可能な限り温存し、患者さんのQOLの向上を目指す

当センターとして近年注力している治療には「内側半月板後根断裂(medial meniscus posterior root tear:MMPRT)」と呼ばれる疾患対応があります。MMPRTとは、瞬間的に強い力がかかったときに、内側半月板が断裂してしまう疾患です。放っておくと膝関節の機能が低下してしまい、膝関節骨壊死や変形性膝関節症が進行した状態となる可能性があります。人工膝関節手術を余儀なくされることも多く、完治治療が困難とされています。

MMPRTの治療法としては従来、糸による縫合手術が中心でしたが、この方法では術後の日常生活による患部への負荷によって、糸が切れてしまうことがあるというデメリットがありました。そのためMMPRTに対しても、当院では前十字靱帯と同じように別の腱を移植する再建術を行っています。この再建術は、半月板に関する長い間の研究の中から私が開発した方法で、移植した後の半月板の再生が可能で、再建された半月板後根が正常半月板と同様に機能するというメリットがあります。

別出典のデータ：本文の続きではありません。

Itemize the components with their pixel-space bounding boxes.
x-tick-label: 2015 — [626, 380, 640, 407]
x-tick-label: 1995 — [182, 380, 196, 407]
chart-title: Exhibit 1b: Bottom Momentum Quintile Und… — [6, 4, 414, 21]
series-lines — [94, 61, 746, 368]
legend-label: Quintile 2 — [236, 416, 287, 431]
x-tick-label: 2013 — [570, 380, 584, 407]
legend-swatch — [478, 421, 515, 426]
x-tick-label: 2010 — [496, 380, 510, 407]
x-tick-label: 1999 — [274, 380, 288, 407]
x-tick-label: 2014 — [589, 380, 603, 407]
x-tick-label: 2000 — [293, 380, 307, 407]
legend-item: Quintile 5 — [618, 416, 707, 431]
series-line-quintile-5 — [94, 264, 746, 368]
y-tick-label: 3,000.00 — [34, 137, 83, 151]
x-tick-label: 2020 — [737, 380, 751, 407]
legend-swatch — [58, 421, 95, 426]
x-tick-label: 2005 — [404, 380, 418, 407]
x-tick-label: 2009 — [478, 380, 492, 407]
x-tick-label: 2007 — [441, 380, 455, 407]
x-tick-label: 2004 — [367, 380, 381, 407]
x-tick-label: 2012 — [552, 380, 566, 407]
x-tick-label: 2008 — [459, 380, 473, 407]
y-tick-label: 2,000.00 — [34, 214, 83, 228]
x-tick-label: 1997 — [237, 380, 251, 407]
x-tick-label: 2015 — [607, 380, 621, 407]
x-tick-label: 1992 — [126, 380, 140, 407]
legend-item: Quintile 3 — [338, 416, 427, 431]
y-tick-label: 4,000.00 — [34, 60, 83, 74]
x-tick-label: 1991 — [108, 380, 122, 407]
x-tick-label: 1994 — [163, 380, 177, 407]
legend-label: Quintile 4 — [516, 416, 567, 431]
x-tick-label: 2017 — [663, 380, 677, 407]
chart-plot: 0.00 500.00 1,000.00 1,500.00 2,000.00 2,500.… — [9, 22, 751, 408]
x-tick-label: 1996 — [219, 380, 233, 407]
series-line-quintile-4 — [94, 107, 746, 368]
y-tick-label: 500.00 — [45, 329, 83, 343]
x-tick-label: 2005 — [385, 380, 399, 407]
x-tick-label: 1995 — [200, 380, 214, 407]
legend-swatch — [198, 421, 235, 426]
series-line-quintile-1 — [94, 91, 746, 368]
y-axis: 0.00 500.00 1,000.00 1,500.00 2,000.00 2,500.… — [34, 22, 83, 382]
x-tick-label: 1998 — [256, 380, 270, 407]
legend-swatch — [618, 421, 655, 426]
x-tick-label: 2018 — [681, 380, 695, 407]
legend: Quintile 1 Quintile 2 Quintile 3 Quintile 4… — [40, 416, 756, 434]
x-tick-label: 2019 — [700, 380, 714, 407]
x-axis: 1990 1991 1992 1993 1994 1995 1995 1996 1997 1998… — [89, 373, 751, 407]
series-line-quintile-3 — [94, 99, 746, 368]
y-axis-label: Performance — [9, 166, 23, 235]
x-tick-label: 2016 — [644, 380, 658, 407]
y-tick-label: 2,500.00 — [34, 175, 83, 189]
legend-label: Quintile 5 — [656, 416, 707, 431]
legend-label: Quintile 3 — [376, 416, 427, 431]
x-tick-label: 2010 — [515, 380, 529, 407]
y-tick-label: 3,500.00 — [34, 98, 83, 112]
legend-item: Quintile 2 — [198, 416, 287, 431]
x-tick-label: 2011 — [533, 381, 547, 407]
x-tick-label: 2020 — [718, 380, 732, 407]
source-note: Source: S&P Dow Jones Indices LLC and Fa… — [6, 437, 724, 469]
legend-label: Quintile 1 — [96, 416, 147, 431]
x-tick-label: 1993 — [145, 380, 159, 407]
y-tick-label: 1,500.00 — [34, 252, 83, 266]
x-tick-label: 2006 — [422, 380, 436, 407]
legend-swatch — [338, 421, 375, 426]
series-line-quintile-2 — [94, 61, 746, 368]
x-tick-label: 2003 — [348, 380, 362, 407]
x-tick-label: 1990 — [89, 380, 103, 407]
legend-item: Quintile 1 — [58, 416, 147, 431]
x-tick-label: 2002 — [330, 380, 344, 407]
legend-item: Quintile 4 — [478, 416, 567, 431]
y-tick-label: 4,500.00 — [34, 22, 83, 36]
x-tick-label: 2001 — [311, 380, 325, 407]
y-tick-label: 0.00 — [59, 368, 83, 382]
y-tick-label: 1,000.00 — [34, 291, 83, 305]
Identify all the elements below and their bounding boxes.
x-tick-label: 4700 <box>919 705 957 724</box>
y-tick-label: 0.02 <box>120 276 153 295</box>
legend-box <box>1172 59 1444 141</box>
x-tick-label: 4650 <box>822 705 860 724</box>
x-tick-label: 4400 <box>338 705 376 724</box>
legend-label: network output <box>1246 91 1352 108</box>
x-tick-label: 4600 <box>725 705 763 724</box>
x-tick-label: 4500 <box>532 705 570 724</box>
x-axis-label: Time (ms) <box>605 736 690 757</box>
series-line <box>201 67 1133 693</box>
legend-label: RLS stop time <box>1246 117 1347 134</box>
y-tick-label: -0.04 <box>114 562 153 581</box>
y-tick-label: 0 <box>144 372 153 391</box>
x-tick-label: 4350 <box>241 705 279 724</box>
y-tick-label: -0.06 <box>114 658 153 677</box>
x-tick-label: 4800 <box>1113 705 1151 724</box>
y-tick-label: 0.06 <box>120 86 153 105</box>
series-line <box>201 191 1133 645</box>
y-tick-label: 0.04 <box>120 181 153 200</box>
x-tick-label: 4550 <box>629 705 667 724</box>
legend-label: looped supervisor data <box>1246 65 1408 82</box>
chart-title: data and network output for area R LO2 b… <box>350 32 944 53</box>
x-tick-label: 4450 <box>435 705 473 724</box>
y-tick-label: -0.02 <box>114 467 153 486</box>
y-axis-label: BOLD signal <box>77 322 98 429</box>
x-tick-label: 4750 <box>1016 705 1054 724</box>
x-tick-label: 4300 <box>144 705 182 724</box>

新しい術式や治療法を取り入れつつ、保存療法やリハビリテーションを通して患者さんのQOL(Quality Of Life:生活の質・生命の質)の向上や、アスリートの方の競技レベル復帰などに今後も貢献していきます。

石川 大樹

副院長・スポーツ整形外科センター長

経歴
  • 神奈川県出身
  • 1990年 昭和大学医学部 医学科 卒業
  • 同1990年 昭和大学医学部 整形外科学教室 入局
  • 同1990年 昭和大学 医学部 第一解剖学教室大学院 入学
  • 1995年 日本鋼管病院 整形外科医長
  • 1997年 社団育成社 佐々木病院 整形外科部長
  • 同1997年 横浜Fマリノス育成組織のチームドクターに就任
  • 2003年 社団育成社 佐々木病院 副院長に就任
  • 2005年 昭和大学 医学部 整形外科兼任講師を兼務
  • 2016年4月 日本鋼管病院 整形外科部長
  • 2017年4月 日本鋼管病院 副院長・整形外科統括部長 就任
  • 2018年4月 日本鋼管病院 スポーツ整形外科センター長を兼務
  • 2022年4月 昭和大学医学部 整形外科 客員教授
資格など
  • 日本整形外科学会スポーツ医学会代議員
  • 日本体育協会公認スポーツドクター
  • 昭和大学医学部 整形外科 客員教授
  • 日本整形外科学会専門医
学位
  • 1996年 研究テーマ:半月板縫合術後の修復過程における断裂部の神経・血管の観察。 において医学博士(甲)取得
業績

1997年から2007年までの10年間 “横浜・Fマリノス” のユース、ジュニアユース、プライマリーチームのチームドクターとして活動。